In der heutigen Zeit scheint die Definition der Frau im Umbruch. Ob Eva Hermann („… ein liebevoller Vorsatz, sich zu verstehen, reißt alle Grenzen nieder“) oder Alice Schwarzer (Leitfigur des feministischen Kampfes) – jeder Lebensweg spricht von Selbstbewusstsein und Eigenbestimmtheit der heutigen Frau. Auch ihr Verhältnis zu Männern ist in unserem noch neuen Jahrhundert ein Neues. Auch wenn die Frau sich für Mutterschaft und Haushalt entscheidet ist sie doch nicht mehr die Arbeitskraft des Mannes sondern eher die gleichberechtigte Partnerin.

 

Susanne Haun, Seite 2

 

 

Oder ist das bloß ein Traum? Glauben wir uns auf einem Selbstbestimmten Weg und landen in einer Sackgasse?

Sarah Haffner schreibt in Ihrem autobiografischen Text „Eine andere Farbe“: „Die Sexuelle Revolution ging absolut auf Kosten der Frauen.“ Können wir dem Zustimmen? Jede Frau aber auch jeder Mann muss sich dieser Frage selbst stellen.

 

Jedes Jahrhundert hatte seine Venus. Wie wird die Venus des Jahrhunderts 2000 aussehen? Welche Schönheitsideale wird es geben und welche politischen Ziele wird sie verfolgen. Wir haben das Glück am Anfang eines neuen Jahrhunderts, nein, sogar eines neuen Jahrtausends, zu leben. Alles ist offen und alles ist spannend

 

Ich bin keine Feministin im herkömmlichen Sinne oder eine Männerhasserin.
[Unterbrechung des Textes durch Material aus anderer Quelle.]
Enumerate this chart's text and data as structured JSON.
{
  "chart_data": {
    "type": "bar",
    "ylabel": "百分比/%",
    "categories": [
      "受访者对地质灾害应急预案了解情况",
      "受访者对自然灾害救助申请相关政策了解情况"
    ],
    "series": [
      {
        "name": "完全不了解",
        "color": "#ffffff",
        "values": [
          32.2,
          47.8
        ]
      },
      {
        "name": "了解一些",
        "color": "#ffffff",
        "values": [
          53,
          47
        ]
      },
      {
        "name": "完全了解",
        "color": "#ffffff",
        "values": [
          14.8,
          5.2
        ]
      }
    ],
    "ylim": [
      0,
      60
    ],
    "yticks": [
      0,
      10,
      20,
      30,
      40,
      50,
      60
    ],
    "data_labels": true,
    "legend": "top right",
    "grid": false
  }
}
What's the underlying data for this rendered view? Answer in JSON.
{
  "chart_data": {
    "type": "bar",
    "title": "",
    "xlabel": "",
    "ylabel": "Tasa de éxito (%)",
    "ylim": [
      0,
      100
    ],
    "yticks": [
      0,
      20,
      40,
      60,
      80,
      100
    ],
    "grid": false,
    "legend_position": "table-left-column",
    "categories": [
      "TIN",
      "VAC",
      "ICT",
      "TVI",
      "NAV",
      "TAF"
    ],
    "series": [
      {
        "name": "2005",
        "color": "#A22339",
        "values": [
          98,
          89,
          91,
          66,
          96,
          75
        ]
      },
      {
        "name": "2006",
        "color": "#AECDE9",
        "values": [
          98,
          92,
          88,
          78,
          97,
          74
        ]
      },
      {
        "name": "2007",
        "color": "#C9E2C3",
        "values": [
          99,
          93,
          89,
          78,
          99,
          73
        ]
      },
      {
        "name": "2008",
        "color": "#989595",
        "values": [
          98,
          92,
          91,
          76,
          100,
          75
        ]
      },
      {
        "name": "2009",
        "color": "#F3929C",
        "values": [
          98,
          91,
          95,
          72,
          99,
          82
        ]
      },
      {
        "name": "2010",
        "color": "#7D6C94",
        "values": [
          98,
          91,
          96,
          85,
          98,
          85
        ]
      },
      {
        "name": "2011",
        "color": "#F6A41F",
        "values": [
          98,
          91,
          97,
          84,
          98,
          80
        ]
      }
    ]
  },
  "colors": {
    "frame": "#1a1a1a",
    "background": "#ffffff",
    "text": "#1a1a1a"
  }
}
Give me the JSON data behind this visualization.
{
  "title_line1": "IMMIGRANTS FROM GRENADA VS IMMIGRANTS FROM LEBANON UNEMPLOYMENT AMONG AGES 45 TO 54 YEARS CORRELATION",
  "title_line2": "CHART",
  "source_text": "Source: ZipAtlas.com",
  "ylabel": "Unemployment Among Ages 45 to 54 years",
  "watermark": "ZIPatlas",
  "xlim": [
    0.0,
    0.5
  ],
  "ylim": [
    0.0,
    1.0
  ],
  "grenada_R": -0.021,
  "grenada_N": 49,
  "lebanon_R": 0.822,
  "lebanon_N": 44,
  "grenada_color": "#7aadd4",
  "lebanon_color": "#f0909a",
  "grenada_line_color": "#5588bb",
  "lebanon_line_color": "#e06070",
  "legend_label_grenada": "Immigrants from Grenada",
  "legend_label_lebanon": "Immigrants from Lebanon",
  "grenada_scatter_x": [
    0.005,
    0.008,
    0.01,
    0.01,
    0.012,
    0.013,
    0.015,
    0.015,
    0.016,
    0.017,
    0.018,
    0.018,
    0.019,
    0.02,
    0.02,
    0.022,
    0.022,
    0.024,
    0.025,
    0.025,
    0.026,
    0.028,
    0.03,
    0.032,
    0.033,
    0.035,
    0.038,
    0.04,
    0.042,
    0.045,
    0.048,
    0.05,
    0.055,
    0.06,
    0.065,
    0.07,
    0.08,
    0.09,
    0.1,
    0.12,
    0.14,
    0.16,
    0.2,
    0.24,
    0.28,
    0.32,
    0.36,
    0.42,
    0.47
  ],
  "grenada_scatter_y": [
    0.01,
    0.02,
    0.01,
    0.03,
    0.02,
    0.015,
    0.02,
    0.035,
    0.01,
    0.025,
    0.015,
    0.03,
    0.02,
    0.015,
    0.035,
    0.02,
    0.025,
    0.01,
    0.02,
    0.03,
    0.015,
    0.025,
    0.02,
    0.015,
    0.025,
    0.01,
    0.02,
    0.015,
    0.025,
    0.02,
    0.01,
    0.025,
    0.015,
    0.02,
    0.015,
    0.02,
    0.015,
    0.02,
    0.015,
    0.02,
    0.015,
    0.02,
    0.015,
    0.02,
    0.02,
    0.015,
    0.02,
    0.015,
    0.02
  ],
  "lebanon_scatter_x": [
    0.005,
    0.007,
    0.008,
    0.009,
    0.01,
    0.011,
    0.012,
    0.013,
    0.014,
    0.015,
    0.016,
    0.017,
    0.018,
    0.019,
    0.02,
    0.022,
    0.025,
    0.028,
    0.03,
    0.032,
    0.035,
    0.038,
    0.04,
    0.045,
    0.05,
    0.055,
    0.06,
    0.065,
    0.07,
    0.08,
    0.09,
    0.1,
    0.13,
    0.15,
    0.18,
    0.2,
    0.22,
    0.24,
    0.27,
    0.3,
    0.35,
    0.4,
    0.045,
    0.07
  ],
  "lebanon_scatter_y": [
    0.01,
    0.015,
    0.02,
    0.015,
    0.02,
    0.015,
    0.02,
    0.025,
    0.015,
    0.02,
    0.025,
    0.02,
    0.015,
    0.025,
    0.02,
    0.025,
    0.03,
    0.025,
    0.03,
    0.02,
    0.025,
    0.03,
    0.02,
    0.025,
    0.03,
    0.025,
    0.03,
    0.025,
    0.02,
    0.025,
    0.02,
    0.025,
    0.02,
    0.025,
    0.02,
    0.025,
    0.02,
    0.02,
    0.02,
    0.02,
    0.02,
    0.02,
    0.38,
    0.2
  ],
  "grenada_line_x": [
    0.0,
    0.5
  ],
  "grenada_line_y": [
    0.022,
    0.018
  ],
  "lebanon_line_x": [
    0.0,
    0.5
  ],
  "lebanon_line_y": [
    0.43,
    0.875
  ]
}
Ich wünsche mir sehr viel mehr Respekt und Anerkennung zwischen Mann und Frau auch wegen der unterschiedlichen Leistungen die jede/r auf Grund seiner genetischen Anlagen ins Leben mit sich bringt. Ich arbeite seit fast fünf Jahren mit meinem Kollegen, Kumpel und Künstlerfreund Andreas Mattern zusammen. Wenn man sich die Kunstszene anschaut, weis der Leser wie selten eine so kontinuierliche Zusammenarbeit in der Kunstszene ist. Und hier ist eben am allerwichtigsten der gegenseitige Respekt der Person und der Arbeit des anderen. Wichtig ist auch zu akzeptieren, dass die Lösung des einen nicht die Lösung des anderen sein muss. Gegensätzlicher als bei uns beiden kann der künstlerische Ausdruck auch nicht sein. A.Mattern hat sich völlig der Aquarellmalerei verschrieben. Wichtig ist sich gegenseitig in seinen Zielen zu unterstützen ohne sich mit Gewalt zu beeinflussen oder zu unterdrücken oder der bessere sein zu wollen. Auch darf kein Neid entstehen, wenn der eine einen Monat mehr verkauft als der andere. Alles gleicht sich im Leben aus. Deshalb gab es für mich auch keinen besseren Laudator, der zu dieser Ausstellung über mich und über mein Bild sprechen kann. Noch dazu, wo A.Mattern aus Schwerin ist.